My Ex-Wife is a nut job. I have finally totally and fully accepted that. She will always be off her rocker. This should not matter to me…except for the fact that I had kids with her, and because of that, I am stuck communicating with her until my youngest is 18. I have six more years. I don’t know if I can make it.
I never imagined that I could feel such disdain for someone I once called my best friend. Someone I once loved.
But I do.
I am DONE. I will no longer make any effort to share any part of the kid’s lives with her. Whatever involvement or lack thereof she chooses will be up to her.
I will remain vigilant and look out for the wellbeing of my children.
I will protect them…even from her, should it become necessary.
I am scared for them.
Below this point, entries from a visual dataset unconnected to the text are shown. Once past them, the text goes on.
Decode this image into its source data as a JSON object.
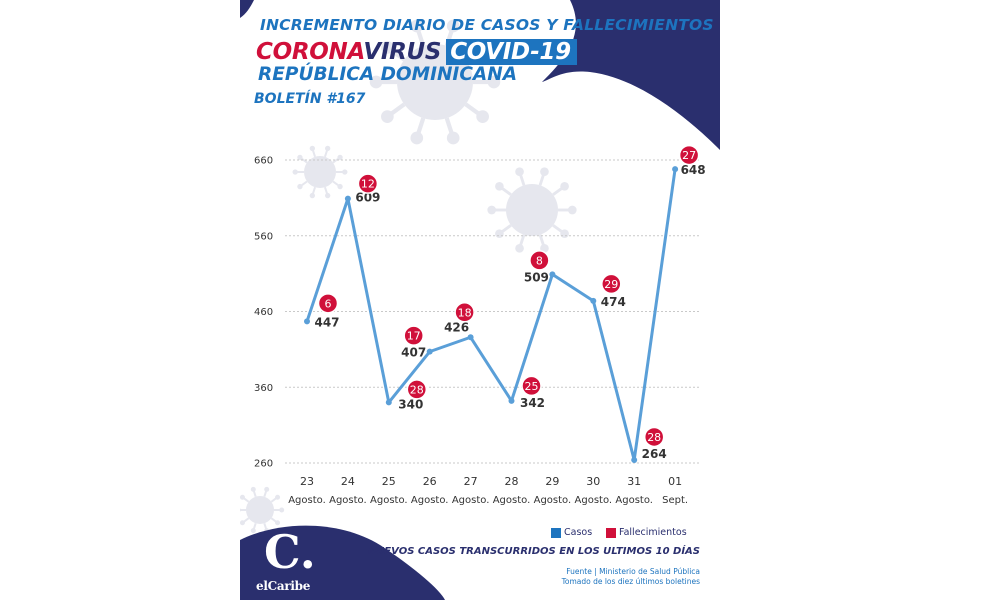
{
  "header": {
    "title_line1": "INCREMENTO DIARIO DE CASOS Y FALLECIMIENTOS",
    "title_corona": "CORONA",
    "title_virus": "VIRUS",
    "title_covid": "COVID-19",
    "title_country": "REPÚBLICA DOMINICANA",
    "bulletin": "BOLETÍN #167"
  },
  "legend": {
    "cases_label": "Casos",
    "deaths_label": "Fallecimientos"
  },
  "footer": {
    "caption": "NUEVOS CASOS TRANSCURRIDOS EN LOS ULTIMOS 10 DÍAS",
    "source_line1": "Fuente | Ministerio de Salud Pública",
    "source_line2": "Tomado de  los diez últimos boletines",
    "logo_letter": "C.",
    "logo_word": "elCaribe"
  },
  "colors": {
    "line": "#5a9fd8",
    "deaths_badge": "#d0103a",
    "navy": "#2a2f6e",
    "blue": "#1d74bf",
    "grid": "#c9c9c9",
    "axis_text": "#333333",
    "virus_decoration": "#e6e7ee"
  },
  "chart_data": {
    "type": "line",
    "title": "INCREMENTO DIARIO DE CASOS Y FALLECIMIENTOS",
    "xlabel": "",
    "ylabel": "",
    "categories_day": [
      "23",
      "24",
      "25",
      "26",
      "27",
      "28",
      "29",
      "30",
      "31",
      "01"
    ],
    "categories_month": [
      "Agosto.",
      "Agosto.",
      "Agosto.",
      "Agosto.",
      "Agosto.",
      "Agosto.",
      "Agosto.",
      "Agosto.",
      "Agosto.",
      "Sept."
    ],
    "y_ticks": [
      260,
      360,
      460,
      560,
      660
    ],
    "ylim": [
      260,
      660
    ],
    "grid": "horizontal dashed",
    "legend_position": "bottom-right",
    "series": [
      {
        "name": "Casos",
        "values": [
          447,
          609,
          340,
          407,
          426,
          342,
          509,
          474,
          264,
          648
        ]
      },
      {
        "name": "Fallecimientos",
        "values": [
          6,
          12,
          28,
          17,
          18,
          25,
          8,
          29,
          28,
          27
        ]
      }
    ]
  }
}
If she can’t manage to keep them fed for a weekend, how will she fair now that she has them for a week at a time? (Our summer schedule)
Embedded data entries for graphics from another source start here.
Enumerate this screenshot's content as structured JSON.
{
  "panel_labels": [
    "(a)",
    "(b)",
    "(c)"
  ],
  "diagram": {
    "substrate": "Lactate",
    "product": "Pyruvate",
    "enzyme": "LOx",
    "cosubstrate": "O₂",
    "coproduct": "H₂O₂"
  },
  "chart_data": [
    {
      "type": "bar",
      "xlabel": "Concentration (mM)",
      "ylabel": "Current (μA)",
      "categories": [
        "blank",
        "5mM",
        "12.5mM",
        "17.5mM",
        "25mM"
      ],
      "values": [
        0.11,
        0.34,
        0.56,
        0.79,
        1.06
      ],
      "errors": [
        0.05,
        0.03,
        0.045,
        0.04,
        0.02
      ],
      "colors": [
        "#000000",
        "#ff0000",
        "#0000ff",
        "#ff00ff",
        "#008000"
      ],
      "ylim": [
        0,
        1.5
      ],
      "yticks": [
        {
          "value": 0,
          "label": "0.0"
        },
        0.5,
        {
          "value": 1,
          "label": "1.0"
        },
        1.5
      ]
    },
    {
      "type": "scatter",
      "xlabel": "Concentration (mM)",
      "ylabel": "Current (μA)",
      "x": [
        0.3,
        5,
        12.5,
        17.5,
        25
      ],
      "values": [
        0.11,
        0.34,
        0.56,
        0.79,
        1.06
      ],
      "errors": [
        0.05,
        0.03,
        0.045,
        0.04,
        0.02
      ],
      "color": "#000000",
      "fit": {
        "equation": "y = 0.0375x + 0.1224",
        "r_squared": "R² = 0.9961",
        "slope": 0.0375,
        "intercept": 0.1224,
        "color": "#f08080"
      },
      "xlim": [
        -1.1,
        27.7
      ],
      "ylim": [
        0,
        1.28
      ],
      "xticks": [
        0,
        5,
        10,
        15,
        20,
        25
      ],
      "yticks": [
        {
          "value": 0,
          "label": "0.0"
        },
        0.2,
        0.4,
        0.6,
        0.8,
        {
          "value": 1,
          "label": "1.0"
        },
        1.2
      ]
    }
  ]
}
If she has trouble functioning…and doesn’t leave the house…what then for my kids? My youngest will be there alone for five days this coming week. My eldest will be off at JROTC camp. My youngest already has socialization issues. I had only recently gotten him to interact with some friends again. He has no friends at her place.
When I picked the boys up the last time the first thing out of their mouths was: “Feed us!”
It was past 1 in the afternoon and neither of them had eaten. When I fed them they acted like they were starving. They each ate several pieces of chicken, devoured a box of crackers, ate a large carton of strawberries, downed a gallon of milk, etc.
But what really gets me is when her crazy comes out to play. The kid’s therapist will tell me that he’s gotten an email from her….
And she makes another crazy attempt to turn something good into something bad.
The therapist thinks she needs help. Outside of when she sits in on the boys visits I don’t know if she’s getting any. I sincerely hope so. For their sake.
My life has been so much better since the divorce. I should have gotten out sooner. I should have seen the crazy. When she cut herself it was already too late.
She can take her fat polyamorous ass back to whatever hell she came from. The sooner the better.